NIGERIA: Drop in mobile money agent outlets worries stakeholders


Chike onwuegbuchi

The number of Mobile money agent networks has continued to witness drop in the past one year and stakeholders are not happy about it.According to IMF Data: Eight Annual Financial Access Survey Report, 2017 for Nigeria, mobile money agent outlets available for 100,000 adults to use is 17.53 as at the end of 2016 down from 20.82 outlets available for 100,000 adults in 2015.

 
This according to stakeholders is an indication of drop in the number of Mobile money outlets in 2016 compared to 2015.Reacting to the development, Sarafadeen Fasasi, president, Association of Mobile Money Agents in Nigeria, said that the situation will be worst by the time 2017 report is released because of what he attributed to as unfavourable policy of Central Bank of Nigeria and money deposit banks towards mobile money agents.
He said that mobile money agents registered by banks to facilitate their mobile money operations are not supported with credit facility to grow their business.

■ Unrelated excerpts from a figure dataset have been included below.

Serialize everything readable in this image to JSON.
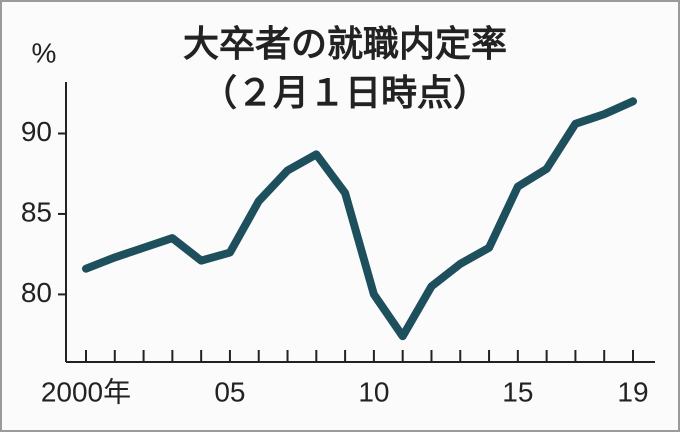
{
  "chart_data": {
    "type": "line",
    "title": "大卒者の就職内定率",
    "subtitle": "（２月１日時点）",
    "y_label": "%",
    "categories": [
      "2000年",
      null,
      null,
      null,
      null,
      "05",
      null,
      null,
      null,
      null,
      "10",
      null,
      null,
      null,
      null,
      "15",
      null,
      null,
      null,
      "19"
    ],
    "series": [
      {
        "name": "就職内定率",
        "color": "#1d4f5c",
        "values": [
          81.6,
          82.3,
          82.9,
          83.5,
          82.1,
          82.6,
          85.8,
          87.7,
          88.7,
          86.3,
          80.0,
          77.4,
          80.5,
          81.9,
          82.9,
          86.7,
          87.8,
          90.6,
          91.2,
          92.0
        ]
      }
    ],
    "ylim": [
      75.8,
      93.2
    ],
    "yticks": [
      80,
      85,
      90
    ],
    "grid": false
  }
}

“More so, CBN and mobile money operating banks’ policies on Mobile money is wrong. They are focusing on volume as against performance. CBN gave banks unrealistic target of growing mobile money agents’ number, and to meet this target, banks start activating agents online without monitoring their performance this gave rise to ghost agents,” he said.

Fasasi however lamented lack of investment in mobile money agent networks in the country and urged CBN to create enabling environment that will make investing in the mobile money agent business in the country attractive.

“What we see today is grants to mobile money operators and mobile money agents are not remembered in all of this which led to them going out of business. This situation is inimical to achieving CBN target of reducing financial exclusion rate to 20% by 2020,” he added.

Tuned Ogungbade, chief executive officer, Global Accelerex, had at Nigeria Information Technology Reporters’ Association (NITRA) forum emphasized that the world is getting better at understanding the mechanics of financial inclusion, and the ways that digital technology can accelerate it.

According to him, ‘digital financial inclusion is a powerful tool for tackling poverty, increases consumer activity and trade as well improves the economy of the country which is beneficial even for the wealthy. Financial inclusion will indirectly increase the tax revenue going to the government’.

He urged the banks and other financial institutions to embrace innovation and using digital technology to take advantage of the huge untapped potential in the smaller towns and cities and providing them with the required type and form of financial services.

He decried lack of digital services that support the volume and form of services required to capture the low income and rural population.